Les autorités de supervision nationales et européennes sanctionnent les établissements les moins résilients en matière de prévention de ces infractions, qu’il s’agisse d’un abandon du champ éthique dans la conduite des opérations au sein de leurs équipes ou du silence de la banque sur l’existence d’une transaction suspecte ou manifestement frauduleuse.
La vigilance attendue est d’une particulière intensité, au point que, parfois, ce que l’on demande à la banque est de détecter dans la transaction la plus insignifiante le signe d’une potentielle infraction.
Lourde de conséquences, cette vigilance conduit parfois les banques à renoncer à offrir leurs services à des clients localisés dans un paradis fiscal ou dans un territoire dans lequel l’indice de corruption est élevé.
Dans un contexte de forte interconnexion et digitalisation des organisations, les missions qui incombent aux fonctions Compliance s’avèrent de plus en plus complexes et contraignantes dans la mesure où le périmètre de connaissance (réglementaire, métier, business…) et de contrôle se révèle vaste et en continuelle augmentation avec en corollaire des risques de dysfonctionnements croissants et multiformes.
Une certaine méfiance n’a pas tardé à se faire sentir parmi les professionnels. Ces derniers considèrent les tâches de conformité comme un « centre de coût » ralentissant le temps de passation des transactions et apportant des contraintes dans le choix des clients, des partenaires ou des sous-traitants. Les fonctions compliance devenues au fil du temps très consommatrices en ressources humaines (en moyenne entre 2,4 à 3,7 % des effectifs totaux d’une organisation en 2019).
Il est donc totalement compréhensible de voir les banques se tourner vers des solutions numériques innovantes, la plus intéressante d’entre elles étant l’intelligence artificielle.
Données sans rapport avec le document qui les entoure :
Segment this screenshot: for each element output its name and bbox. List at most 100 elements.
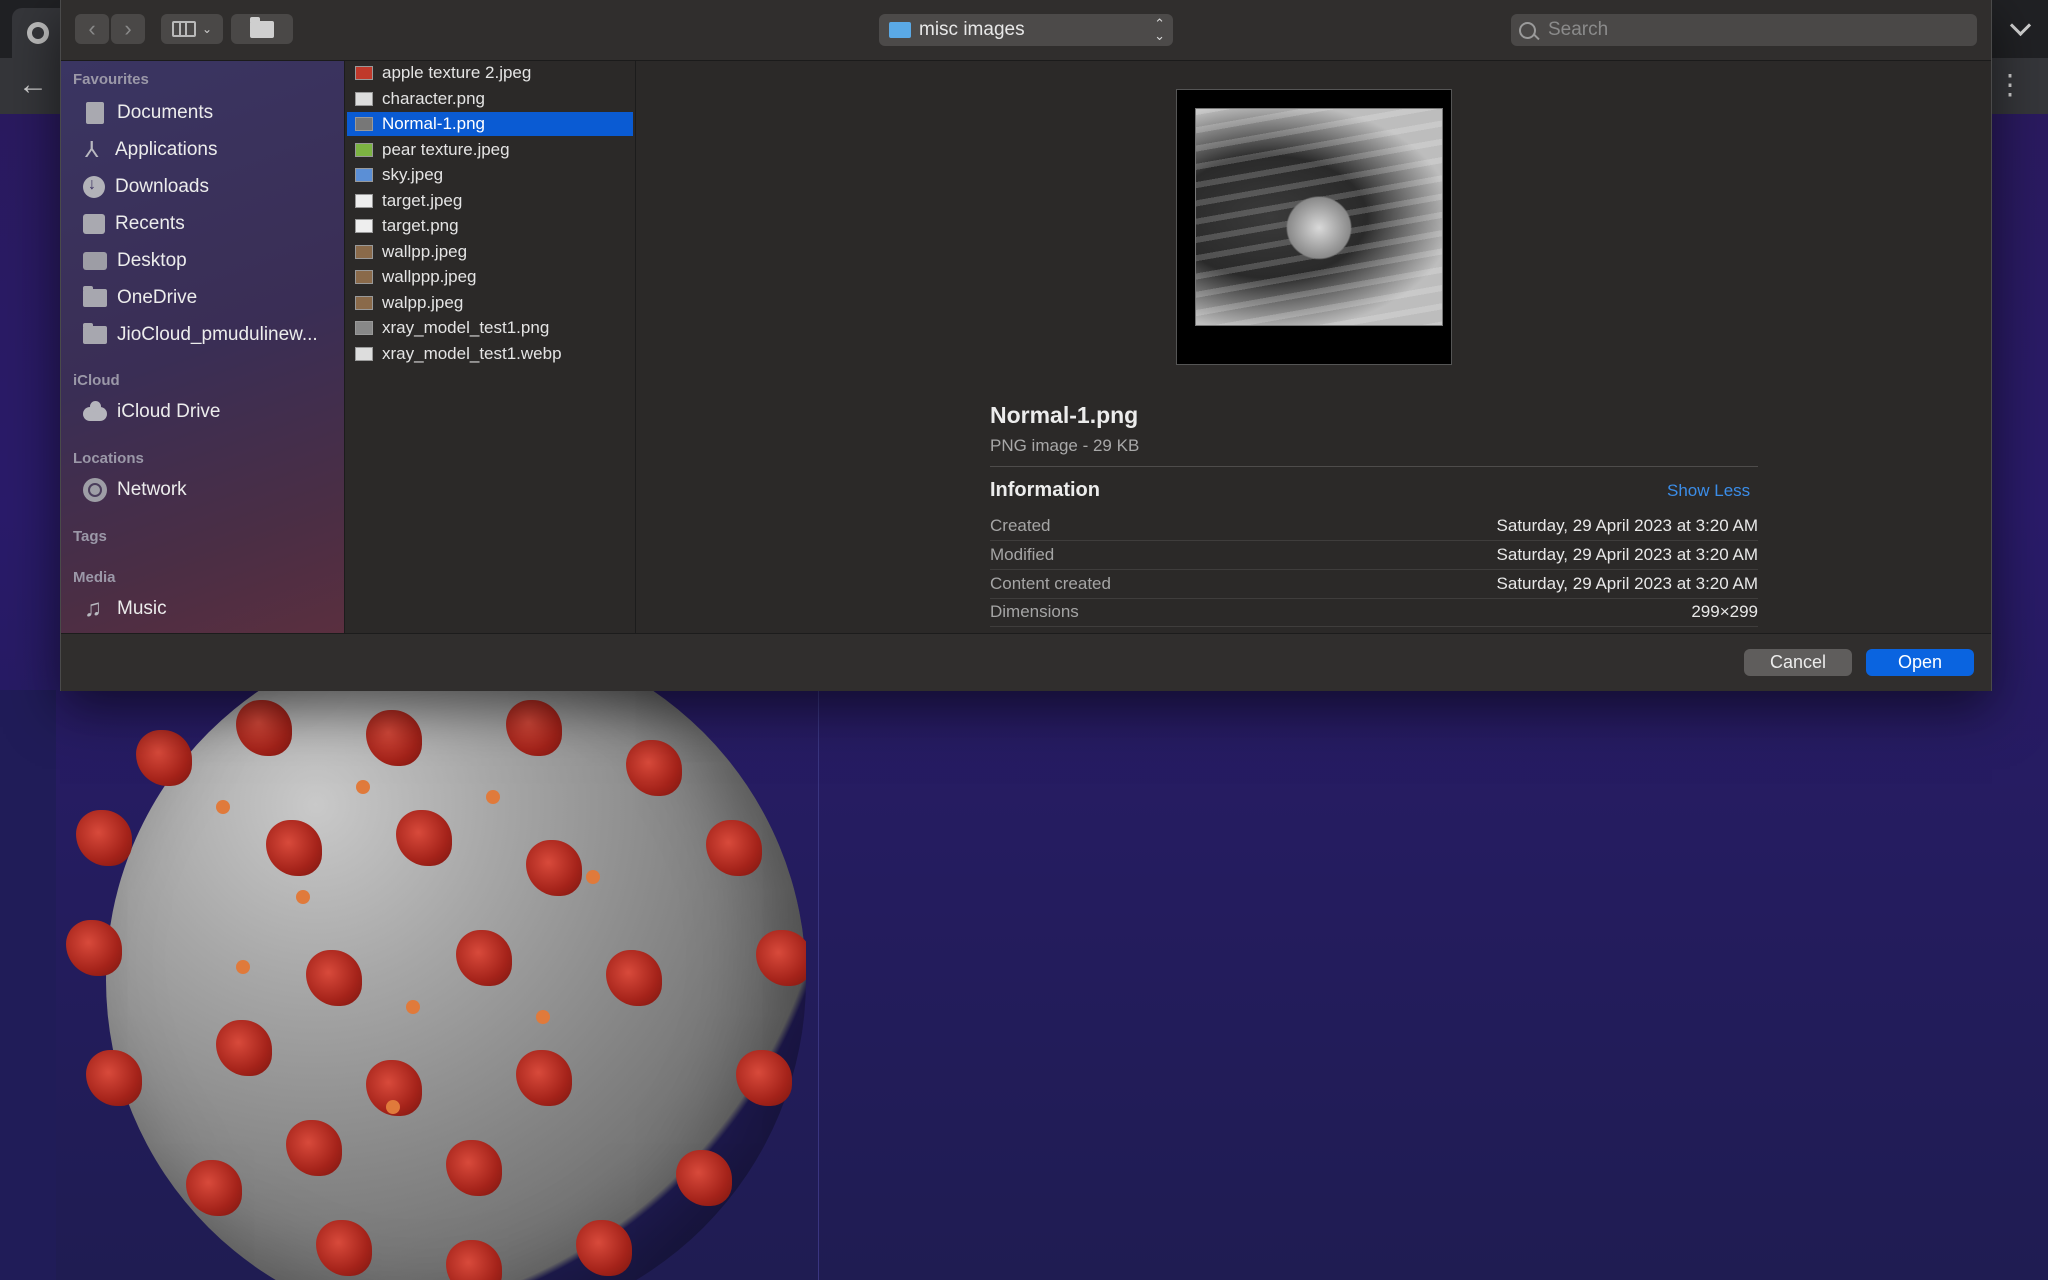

Les départements de compliance peuvent aujourd’hui s’appuyer sur les nouvelles technologies (IA, machine learning, base orientée graphe …) afin de détecter des signaux ou comportements caractéristiques de dysfonctionnements répréhensibles ou délictuels tels que le non-respect des process internes, la violation de réglementations ou plus spécifiquement la détection de schémas d’intrusion, de corruption, de collusion et de fraude dont nous constatons, trop souvent impuissants, l’augmentation continuelle tant en matière de complexité que de fréquence.
Les IA ne sont cependant que des outils et n’imitent en rien le cerveau humain. Il faudra toujours l’humain pour traiter les cas inédits. Seulement les cas répétitifs pourront être traités par les IA. On parle de « simplicité intellectuelle ».
L’IA offre des capacités de traitement d’un grand volume de données qui permettent de mieux pointer les transactions frauduleuses. On peut dire que nous allons vers une « intellectualisation » du compliance officer.
L’intérêt de cette innovation est la capacité technique de ses outils à apprendre au fur et à mesure de leur utilisation à l’aide des données. Mais c’est aussi là qu’elle botte en touche. La donnée est sa ressource indispensable, sans laquelle l’algorithme ne rend pas de meilleurs résultats que l’humain. Il lui en faut des milliers pour une seule tâche que l’on songe à lui confier.
Ce processus soumet le dispositif à des erreurs potentielles, provenant d’abord de la qualité des données qu’il a consultées pour s’exécuter, mais aussi par l’effet de la nouveauté du problème, différent de ceux qui se retrouvent dans les données traitées. Ici, cette innovation ne marque donc pas l’arrêt des intuitions, l’originalité des approches ou simplement la richesse de l’expérience qui permettent, parfois mieux que l’automatisation numérique, de déceler des situations frauduleuses ou de bloquer des transactions suspectes.